私に恋を教えてください
須藤は先日のことを思い出していた。
確認します、と残ってまで作業していた柚葉の姿だ。

「そういえば……本人がいたく気にしていて、先日も入力の見直しだかで残業していたな」

それだ!と侑也がパチンと指を鳴らす。

「俺の部下と分かってやっているのだとしたら、相応のお仕置きが必要だと思わないか?」
侑也に浮かんでいる凶悪な笑みを見て、須藤は怖……と心の中で漏らした。

「まあ、うちの会社でデータの改ざんは問題だし、それって相応の知識がないと出来ないだろう?出来るメンバーは限られているんじゃないのか?」

「そうだな。かと言って、軒並みお前かお前かと聞いて回るわけにもいかないだろう?」
須藤は侑也の言いたいことに、察しが付くほどの付き合いはある。

「分かった。
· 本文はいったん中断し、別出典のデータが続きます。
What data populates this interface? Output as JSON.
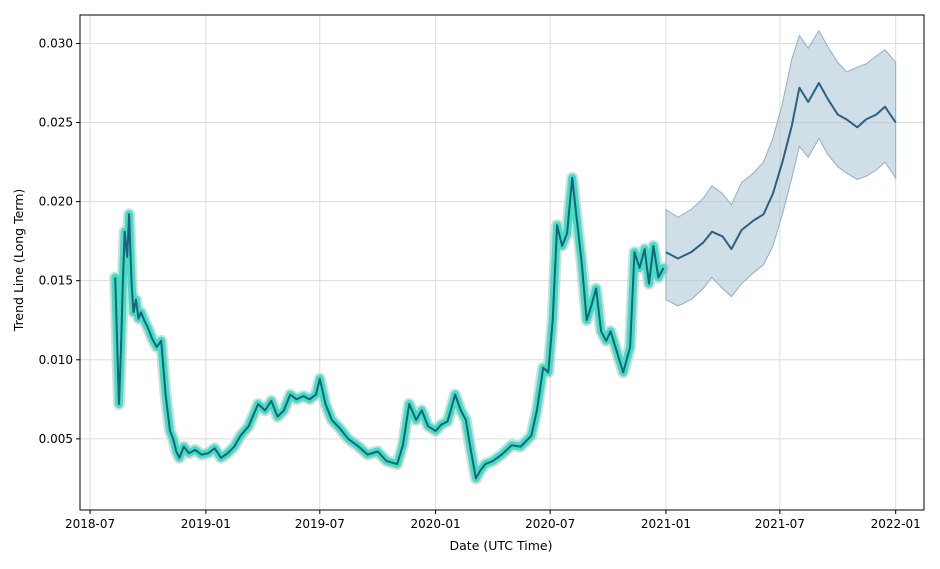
{
  "chart_data": {
    "type": "line",
    "title": "",
    "xlabel": "Date (UTC Time)",
    "ylabel": "Trend Line (Long Term)",
    "xlim": [
      "2018-06-15",
      "2022-02-15"
    ],
    "ylim": [
      0.0005,
      0.0318
    ],
    "grid": true,
    "x_ticks": [
      {
        "date": "2018-07-01",
        "label": "2018-07"
      },
      {
        "date": "2019-01-01",
        "label": "2019-01"
      },
      {
        "date": "2019-07-01",
        "label": "2019-07"
      },
      {
        "date": "2020-01-01",
        "label": "2020-01"
      },
      {
        "date": "2020-07-01",
        "label": "2020-07"
      },
      {
        "date": "2021-01-01",
        "label": "2021-01"
      },
      {
        "date": "2021-07-01",
        "label": "2021-07"
      },
      {
        "date": "2022-01-01",
        "label": "2022-01"
      }
    ],
    "y_ticks": [
      {
        "value": 0.005,
        "label": "0.005"
      },
      {
        "value": 0.01,
        "label": "0.010"
      },
      {
        "value": 0.015,
        "label": "0.015"
      },
      {
        "value": 0.02,
        "label": "0.020"
      },
      {
        "value": 0.025,
        "label": "0.025"
      },
      {
        "value": 0.03,
        "label": "0.030"
      }
    ],
    "colors": {
      "history_band": "#40e0c0",
      "history_line": "#1f5f7f",
      "forecast_line": "#2a6285",
      "forecast_band": "#a9c4d4"
    },
    "series": [
      {
        "role": "history",
        "x": [
          "2018-08-10",
          "2018-08-13",
          "2018-08-16",
          "2018-08-19",
          "2018-08-22",
          "2018-08-25",
          "2018-08-29",
          "2018-09-01",
          "2018-09-05",
          "2018-09-08",
          "2018-09-12",
          "2018-09-16",
          "2018-09-20",
          "2018-09-25",
          "2018-10-01",
          "2018-10-08",
          "2018-10-15",
          "2018-10-22",
          "2018-10-29",
          "2018-11-05",
          "2018-11-10",
          "2018-11-15",
          "2018-11-20",
          "2018-11-27",
          "2018-12-05",
          "2018-12-15",
          "2018-12-25",
          "2019-01-05",
          "2019-01-15",
          "2019-01-25",
          "2019-02-05",
          "2019-02-15",
          "2019-02-25",
          "2019-03-10",
          "2019-03-25",
          "2019-04-05",
          "2019-04-15",
          "2019-04-25",
          "2019-05-05",
          "2019-05-15",
          "2019-05-25",
          "2019-06-05",
          "2019-06-15",
          "2019-06-25",
          "2019-07-01",
          "2019-07-10",
          "2019-07-20",
          "2019-08-01",
          "2019-08-15",
          "2019-09-01",
          "2019-09-15",
          "2019-10-01",
          "2019-10-15",
          "2019-11-01",
          "2019-11-10",
          "2019-11-20",
          "2019-12-01",
          "2019-12-10",
          "2019-12-20",
          "2020-01-01",
          "2020-01-10",
          "2020-01-20",
          "2020-02-01",
          "2020-02-10",
          "2020-02-18",
          "2020-02-25",
          "2020-03-05",
          "2020-03-12",
          "2020-03-20",
          "2020-04-01",
          "2020-04-15",
          "2020-05-01",
          "2020-05-15",
          "2020-06-01",
          "2020-06-10",
          "2020-06-20",
          "2020-06-28",
          "2020-07-05",
          "2020-07-12",
          "2020-07-20",
          "2020-07-28",
          "2020-08-05",
          "2020-08-12",
          "2020-08-20",
          "2020-08-28",
          "2020-09-05",
          "2020-09-12",
          "2020-09-20",
          "2020-09-28",
          "2020-10-05",
          "2020-10-15",
          "2020-10-25",
          "2020-11-05",
          "2020-11-12",
          "2020-11-20",
          "2020-11-28",
          "2020-12-05",
          "2020-12-12",
          "2020-12-20",
          "2020-12-28"
        ],
        "y": [
          0.0152,
          0.0112,
          0.0072,
          0.0105,
          0.0148,
          0.0181,
          0.0165,
          0.0192,
          0.0148,
          0.013,
          0.0138,
          0.0126,
          0.013,
          0.0125,
          0.012,
          0.0113,
          0.0108,
          0.0112,
          0.0078,
          0.0055,
          0.005,
          0.0042,
          0.0038,
          0.0045,
          0.0041,
          0.0043,
          0.004,
          0.0041,
          0.0044,
          0.0038,
          0.0041,
          0.0045,
          0.0052,
          0.0058,
          0.0072,
          0.0068,
          0.0074,
          0.0064,
          0.0068,
          0.0078,
          0.0075,
          0.0077,
          0.0075,
          0.0078,
          0.0088,
          0.0072,
          0.0062,
          0.0057,
          0.005,
          0.0045,
          0.004,
          0.0042,
          0.0036,
          0.0034,
          0.0046,
          0.0072,
          0.0062,
          0.0068,
          0.0058,
          0.0055,
          0.0059,
          0.0061,
          0.0078,
          0.0068,
          0.0062,
          0.0045,
          0.0025,
          0.003,
          0.0034,
          0.0036,
          0.004,
          0.0046,
          0.0045,
          0.0052,
          0.0068,
          0.0095,
          0.0092,
          0.0125,
          0.0185,
          0.0172,
          0.018,
          0.0215,
          0.019,
          0.0162,
          0.0125,
          0.0135,
          0.0145,
          0.0118,
          0.0112,
          0.0118,
          0.0105,
          0.0092,
          0.0108,
          0.0168,
          0.0158,
          0.017,
          0.0148,
          0.0172,
          0.0152,
          0.0158
        ]
      },
      {
        "role": "forecast",
        "x": [
          "2021-01-01",
          "2021-01-20",
          "2021-02-10",
          "2021-03-01",
          "2021-03-15",
          "2021-04-01",
          "2021-04-15",
          "2021-05-01",
          "2021-05-20",
          "2021-06-05",
          "2021-06-20",
          "2021-07-05",
          "2021-07-20",
          "2021-08-01",
          "2021-08-15",
          "2021-09-01",
          "2021-09-15",
          "2021-10-01",
          "2021-10-15",
          "2021-11-01",
          "2021-11-15",
          "2021-12-01",
          "2021-12-15",
          "2022-01-01"
        ],
        "y": [
          0.0168,
          0.0164,
          0.0168,
          0.0174,
          0.0181,
          0.0178,
          0.017,
          0.0182,
          0.0188,
          0.0192,
          0.0205,
          0.0225,
          0.0248,
          0.0272,
          0.0263,
          0.0275,
          0.0265,
          0.0255,
          0.0252,
          0.0247,
          0.0252,
          0.0255,
          0.026,
          0.025
        ],
        "lower": [
          0.0138,
          0.0134,
          0.0138,
          0.0145,
          0.0152,
          0.0145,
          0.014,
          0.0148,
          0.0155,
          0.016,
          0.0172,
          0.0192,
          0.0215,
          0.0235,
          0.0228,
          0.024,
          0.023,
          0.0222,
          0.0218,
          0.0214,
          0.0216,
          0.022,
          0.0225,
          0.0215
        ],
        "upper": [
          0.0195,
          0.019,
          0.0195,
          0.0202,
          0.021,
          0.0205,
          0.0198,
          0.0212,
          0.0218,
          0.0225,
          0.024,
          0.0262,
          0.029,
          0.0305,
          0.0297,
          0.0308,
          0.0298,
          0.0288,
          0.0282,
          0.0285,
          0.0287,
          0.0292,
          0.0296,
          0.0288
        ]
      }
    ]
  }
}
甘えた覚えはないが、確かに気付かなかったことの責任はあるからな」
須藤のその答えに侑也がにっと笑う。

「お前もたまには使わないと腕が錆びちゃうと困るからな」
「言ってろ。錆びるわけないだろうが」

須藤駆琉(すどう かける)は、単にマネジメント事業部の一課長と言う訳ではない。

この会社のメイン商品であるシステムを作ったメンバーの一人でもあるのだ。